Dr. Melanie Sobocinski
It's a big care commitment, so you have to be ready. But it has been worth the work for the love the dog rescue.

Elaine Taylor-Klaus
Beautiful. All right, my friend. Thank you for what you're doing. Thank you for your engagement. Do you have a final quote or motto you want to share?

Dr. Melanie Sobocinski
Well, if I'm not quoting you, Elaine, I guess I would have to quote Ross Greene's Kids Do Well If They Can. Yeah. And what we can do as parents is find ways to help them show up doing well however they can. Yeah. And that's gonna be wherever they are.

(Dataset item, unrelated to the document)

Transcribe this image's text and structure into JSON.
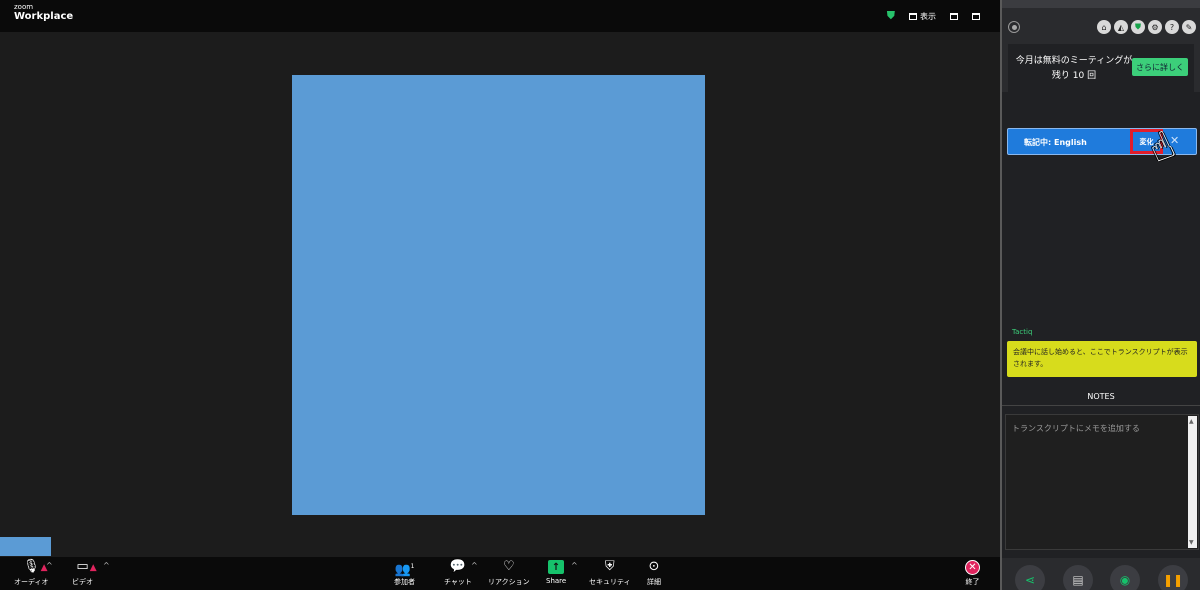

Back to quoting you, Elaine, we have to meet them where they are, and we have to be ready to see them where they are.

Elaine Taylor-Klaus
Yeah. And sometimes they're gonna resist that.

Dr. Melanie Sobocinski
Right? Oh, absolutely. And sometimes we're gonna resist that. We're gonna say Oh, of course. Do we have to be willing to listen to the kid who shows us they're not ready for whatever reason?

Elaine Taylor-Klaus
Yeah. That's a beautiful insight, and a great place to end this conversation. I think a lot of this has been about helping them show us when they are ready or what they're ready for. And the converse of it is that we also have to be willing.

Dr. Melanie Sobocinski
To let them tell us. We have to not be scared of what the truth is. Beautiful. And that might mean they might be bouncing back—that's true, we have to be OK with it—and they might be bouncing forward, and we have to be willing and happy and ready.

Elaine Taylor-Klaus
And again, I want to say it's not easy; it bounces all over the place. There are times where it's like, ''I thought we were through this; parenting is here, we're…''

Dr. Melanie Sobocinski
Again, parenting is the biggest personal growth journey we can go on. It's fair—done right, parenting is the biggest personal growth journey you can go on.

Elaine Taylor-Klaus
Fair enough. Well, I love being on the journey with you. Thank you for sharing your story with our community.

Dr. Melanie Sobocinski
No, thanks for inviting me. It's always a delight to spend time with you.

Elaine Taylor-Klaus
Yeah, and to those of you listening, thank you for tuning in and engaging for yourselves and your kids. It makes such an enormous difference. Take a moment and ask yourself: what's the insight you're taking away from this conversation that Melanie and I have been having? We've talked a lot about transitions in different forms, cultivating autonomy, agency, and involving them in their own decision making. What's your insight or awareness from this conversation that you want to carry into the week? And again, as always, thanks for being here, thanks for tuning in, and we'll see you in the next conversation. Take care, everybody.